Canadian Ambassador Extraordinary and Plenipotentiary to Lebanon
- In office 14 May 1990 – 9 August 1990
- Monarch: Elizabeth II
- Prime Minister: Brian Mulroney
- Preceded by: Haig Edouard Sarafian (As Chargé d'Affaires)
- Succeeded by: David Martin Collacott

10th Canadian Ambassador Extraordinary and Plenipotentiary to Syria
- In office 13 July 1987 – 9 August 1990
- Monarch: Elizabeth II
- Prime Minister: Brian Mulroney
- Preceded by: Jacques Noiseux
- Succeeded by: David Martin Collacott

8th Canadian Ambassador Extraordinary and Plenipotentiary to Jordan
- In office 7 August 1985 – 9 July 1987
- Monarch: Elizabeth II
- Prime Minister: Brian Mulroney
- Preceded by: Keith William MacLellan
- Succeeded by: Michael Dougall Bell

Canadian Ambassador Extraordinary and Plenipotentiary to Cuba
- In office 14 July 1977 – 21 June 1981
- Monarch: Elizabeth II
- Prime Minister: Pierre Trudeau; Joe Clark; Pierre Trudeau;
- Preceded by: James Edward Hyndman
- Succeeded by: James Karl Bartleman

Chargé d'Affaires at the Canadian Embassy in Egypt
- In office 29 December 1970 – 1 August 1971
- Monarch: Elizabeth II
- Preceded by: Thomas Lemesurier Carter (As Ambassador Extraordinary and Plenipotentiary)
- Succeeded by: David Stansfield (As Ambassador Extraordinary and Plenipotentiary)

Personal details
- Born: 14 April 1929 Winnipeg, Manitoba, Canada
- Died: 24 July 2012 (aged 83) Ottawa, Ontario, Canada
- Spouse: Margaret Siddall
- Children: 3
- Education: University of Manitoba
- Occupation: Diplomat

= Gary Richard Harman =

Canadian diplomat (1929–2012)

Gary Richard Harman (14 April 1929 – 24 July 2012) was a Canadian diplomat.
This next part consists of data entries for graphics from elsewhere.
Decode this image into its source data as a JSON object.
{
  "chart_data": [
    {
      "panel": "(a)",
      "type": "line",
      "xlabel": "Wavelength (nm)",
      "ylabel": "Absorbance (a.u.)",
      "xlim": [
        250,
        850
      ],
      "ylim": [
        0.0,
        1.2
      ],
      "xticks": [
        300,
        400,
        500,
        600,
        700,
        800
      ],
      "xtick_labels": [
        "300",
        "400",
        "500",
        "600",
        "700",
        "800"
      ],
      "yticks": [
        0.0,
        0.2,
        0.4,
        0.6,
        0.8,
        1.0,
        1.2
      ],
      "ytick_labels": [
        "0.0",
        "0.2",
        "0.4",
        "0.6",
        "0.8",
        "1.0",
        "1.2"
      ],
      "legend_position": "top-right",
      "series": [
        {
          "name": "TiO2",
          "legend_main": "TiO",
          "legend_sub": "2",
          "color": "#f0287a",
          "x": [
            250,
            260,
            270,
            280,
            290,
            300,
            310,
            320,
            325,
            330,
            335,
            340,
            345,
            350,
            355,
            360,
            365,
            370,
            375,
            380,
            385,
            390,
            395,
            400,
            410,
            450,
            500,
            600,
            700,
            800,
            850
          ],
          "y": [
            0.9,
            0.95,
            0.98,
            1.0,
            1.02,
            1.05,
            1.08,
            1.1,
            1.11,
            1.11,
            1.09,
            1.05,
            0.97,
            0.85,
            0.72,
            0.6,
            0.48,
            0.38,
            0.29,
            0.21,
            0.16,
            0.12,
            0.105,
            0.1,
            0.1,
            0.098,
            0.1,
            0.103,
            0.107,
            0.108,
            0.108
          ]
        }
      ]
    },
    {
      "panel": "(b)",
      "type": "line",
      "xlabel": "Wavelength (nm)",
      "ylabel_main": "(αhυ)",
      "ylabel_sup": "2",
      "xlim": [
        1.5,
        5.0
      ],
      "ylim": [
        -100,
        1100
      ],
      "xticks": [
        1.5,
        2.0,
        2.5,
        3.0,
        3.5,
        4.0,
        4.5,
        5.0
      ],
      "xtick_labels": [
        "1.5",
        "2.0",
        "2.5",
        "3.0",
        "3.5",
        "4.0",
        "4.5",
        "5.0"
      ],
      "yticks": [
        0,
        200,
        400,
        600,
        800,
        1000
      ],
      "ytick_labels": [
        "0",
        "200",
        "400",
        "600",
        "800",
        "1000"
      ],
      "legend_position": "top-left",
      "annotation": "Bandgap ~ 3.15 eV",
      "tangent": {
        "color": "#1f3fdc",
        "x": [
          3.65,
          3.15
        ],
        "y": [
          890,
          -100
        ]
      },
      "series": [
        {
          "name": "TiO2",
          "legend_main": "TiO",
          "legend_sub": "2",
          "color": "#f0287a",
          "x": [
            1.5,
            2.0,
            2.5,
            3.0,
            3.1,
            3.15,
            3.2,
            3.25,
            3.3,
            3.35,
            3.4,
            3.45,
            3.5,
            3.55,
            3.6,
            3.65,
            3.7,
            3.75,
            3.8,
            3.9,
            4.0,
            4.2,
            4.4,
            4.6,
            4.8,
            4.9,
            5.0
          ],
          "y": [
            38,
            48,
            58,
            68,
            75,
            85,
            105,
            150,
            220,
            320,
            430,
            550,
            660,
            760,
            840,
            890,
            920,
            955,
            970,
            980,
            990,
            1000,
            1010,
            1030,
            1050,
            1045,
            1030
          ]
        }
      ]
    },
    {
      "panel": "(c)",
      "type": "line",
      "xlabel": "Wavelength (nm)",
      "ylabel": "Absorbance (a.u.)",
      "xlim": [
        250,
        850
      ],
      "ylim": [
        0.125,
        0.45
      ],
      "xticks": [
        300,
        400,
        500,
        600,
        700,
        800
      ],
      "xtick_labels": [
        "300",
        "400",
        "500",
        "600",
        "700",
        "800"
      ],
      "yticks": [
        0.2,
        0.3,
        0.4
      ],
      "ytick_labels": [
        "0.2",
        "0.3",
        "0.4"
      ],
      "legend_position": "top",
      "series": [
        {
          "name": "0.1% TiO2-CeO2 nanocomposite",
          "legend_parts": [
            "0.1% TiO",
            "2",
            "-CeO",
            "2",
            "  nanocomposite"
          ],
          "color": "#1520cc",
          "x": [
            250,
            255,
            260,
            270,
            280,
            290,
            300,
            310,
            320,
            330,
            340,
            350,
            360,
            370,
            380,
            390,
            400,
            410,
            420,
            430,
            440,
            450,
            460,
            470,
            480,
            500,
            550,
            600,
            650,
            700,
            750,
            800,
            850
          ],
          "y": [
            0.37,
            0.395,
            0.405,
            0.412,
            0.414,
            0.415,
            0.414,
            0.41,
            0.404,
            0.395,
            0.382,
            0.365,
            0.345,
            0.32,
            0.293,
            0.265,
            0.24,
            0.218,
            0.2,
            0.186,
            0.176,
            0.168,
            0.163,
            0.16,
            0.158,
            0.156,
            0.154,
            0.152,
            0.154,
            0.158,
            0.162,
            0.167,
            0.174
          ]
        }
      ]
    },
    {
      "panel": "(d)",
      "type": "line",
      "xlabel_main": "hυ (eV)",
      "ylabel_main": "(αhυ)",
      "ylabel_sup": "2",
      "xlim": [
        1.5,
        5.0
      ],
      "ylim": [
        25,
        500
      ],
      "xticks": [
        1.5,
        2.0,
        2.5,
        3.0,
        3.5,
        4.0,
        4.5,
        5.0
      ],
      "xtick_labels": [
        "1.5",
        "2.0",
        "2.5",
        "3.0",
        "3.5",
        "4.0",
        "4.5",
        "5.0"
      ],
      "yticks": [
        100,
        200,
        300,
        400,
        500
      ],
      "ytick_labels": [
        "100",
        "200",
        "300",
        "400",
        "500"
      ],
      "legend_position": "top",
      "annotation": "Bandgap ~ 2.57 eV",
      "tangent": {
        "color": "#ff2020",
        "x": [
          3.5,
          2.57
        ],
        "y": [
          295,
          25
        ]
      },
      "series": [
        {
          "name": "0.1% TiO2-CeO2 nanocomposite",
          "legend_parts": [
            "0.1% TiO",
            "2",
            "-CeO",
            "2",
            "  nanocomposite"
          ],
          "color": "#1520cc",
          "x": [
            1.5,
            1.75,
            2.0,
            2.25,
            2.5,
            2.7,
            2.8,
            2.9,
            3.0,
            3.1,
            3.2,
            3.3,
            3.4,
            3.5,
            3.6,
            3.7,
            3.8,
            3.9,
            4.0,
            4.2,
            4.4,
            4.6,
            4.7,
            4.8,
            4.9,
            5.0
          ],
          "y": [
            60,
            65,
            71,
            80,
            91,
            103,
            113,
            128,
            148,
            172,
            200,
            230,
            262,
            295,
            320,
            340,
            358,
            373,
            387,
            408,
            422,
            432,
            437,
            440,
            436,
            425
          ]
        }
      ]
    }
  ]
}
Over a career in the Canadian Foreign Service, he represented Canada in various international postings, including ambassadorships to Cuba, Jordan, Syria, and Lebanon.

== Early life and education ==
Harman was born on 14 April 1929 in Winnipeg, Manitoba, to the owner of Harman's Drug Store, a community centre during the Great Depression.

He attended Gordon Bell High School, earning the Governor General's Medal upon graduation in 1947.

During his youth, he pursued music, obtaining an Associate of the Royal Schools of Music in 1946 and a Licentiate of the Royal Schools of Music in 1948.

Harman attended the University of Manitoba, where he earned a Bachelor of Arts (Honours) in History in 1950. His talent as a pianist led to recordings of works by Grieg, Debussy, Rachmaninoff, and Chopin between 1946 and 1962.

== Career ==
Harman began his professional career in the Department of Trade and Commerce before joining the United Nations International Intern Program in New York City in 1952. He married Margaret Siddall in 1954, and the couple started an international career in diplomacy.

From 1970 to 1971, Harman served as Chargé d'Affaires at the Canadian Embassy in Egypt. He later held the following positions:
- Ambassador to Cuba (1977–1981)
- Ambassador to Jordan (1985–1987)
- Ambassador to Syria (1987–1990)
- Ambassador to Lebanon (May–August 1990), concurrently accredited while resident in Syria.

Harman retired in 1993 and settled in Ottawa.

== Personal life ==
Harman was married to Margaret Siddall for 58 years. Together, they had three children: Lesley, Edward, and Katherine, as well as several grandchildren. Harman developed fluency in French, Russian, Polish, Czech, Arabic, Spanish, and German.

A lover of the arts, Harman supported opera, ballet, theatre, and orchestra. He was an active member of the United Church of Canada.

== Death ==
Gary Harman died of natural causes on 24 July 2012 in Ottawa at the age of 83. His funeral was held at MacKay United Church on 28 July 2012.